BFM Grand Littoral

Loi immigration: le département du Pas-de-Calais refuse d'appliquer la réforme de l'allocation d'autonomie

Le ministre de l'Intérieur Gérald Darmanin à l'Assemblée nationale à Paris le 11 décembre 2023, jour où une motion a rejeté son projet de loi immigration

Le ministre de l'Intérieur Gérald Darmanin à l'Assemblée nationale à Paris le 11 décembre 2023, jour où une motion a rejeté son projet de loi immigration - Ludovic MARIN © 2019 AFP

Télécharger la nouvelle application BFM
La collectivité, dirigée par le socialiste Jean-Claude Leroy, n'appliquera pas le durcissement des conditions de versement aux étrangers de cette allocation, tout comme 31 autres départements dirigés par la gauche.

Une contestation départementale. 32 conseils départementaux dirigés par des partis de gauche n'appliqueront pas le durcissement des conditions de versement aux étrangers de l'allocation personnalisée d'autonomie (APA), prévu par la nouvelle loi immigration, qualifiée d'"injuste" et "inefficace", ont-ils annoncé ce mercredi 20 décembre à l'Agence France-Presse (AFP).

Parmi ces derniers, se trouve notamment le département du Pas-de-Calais, dirigé par le socialiste Jean-Claude Leroy.

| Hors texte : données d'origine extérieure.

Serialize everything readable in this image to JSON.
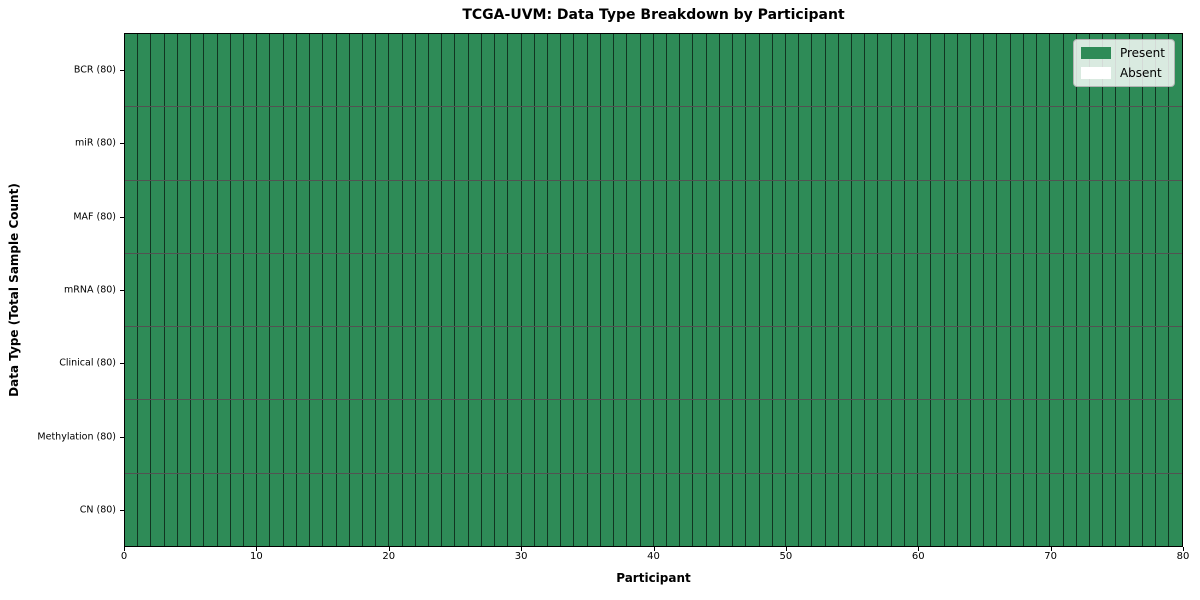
{
  "chart_data": {
    "type": "heatmap",
    "title": "TCGA-UVM: Data Type Breakdown by Participant",
    "xlabel": "Participant",
    "ylabel": "Data Type (Total Sample Count)",
    "n_participants": 80,
    "xlim": [
      0,
      80
    ],
    "x_ticks": [
      0,
      10,
      20,
      30,
      40,
      50,
      60,
      70,
      80
    ],
    "rows": [
      {
        "label": "BCR (80)",
        "present_count": 80,
        "total": 80
      },
      {
        "label": "miR (80)",
        "present_count": 80,
        "total": 80
      },
      {
        "label": "MAF (80)",
        "present_count": 80,
        "total": 80
      },
      {
        "label": "mRNA (80)",
        "present_count": 80,
        "total": 80
      },
      {
        "label": "Clinical (80)",
        "present_count": 80,
        "total": 80
      },
      {
        "label": "Methylation (80)",
        "present_count": 80,
        "total": 80
      },
      {
        "label": "CN (80)",
        "present_count": 80,
        "total": 80
      }
    ],
    "legend": [
      {
        "label": "Present",
        "color": "#2e8b57"
      },
      {
        "label": "Absent",
        "color": "#ffffff"
      }
    ],
    "colors": {
      "present": "#2e8b57",
      "absent": "#ffffff",
      "cell_border": "rgba(0,0,0,0.62)",
      "spine": "#000000"
    },
    "legend_position": "upper right",
    "grid": "cell-borders"
  }
}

"Nous, présidentes et présidents de départements de gauche, refusons l'application du volet concernant l'allocation personnalisée d'autonomie (APA) de cette loi inspirée par l'extrême droite, portée par un exécutif qui prétendait incarner la modération et qui n'est désormais plus que l'illustration de la compromission", ont-ils déclaré dans un communiqué.

Le texte prévoit en effet que cette aide, destinée aux personnes de plus 60 ans en perte d'autonomie, soit soumise à une présence en France depuis au moins cinq ans pour les ressortissants étrangers sans-emploi et à trente mois d'activité s'ils travaillent.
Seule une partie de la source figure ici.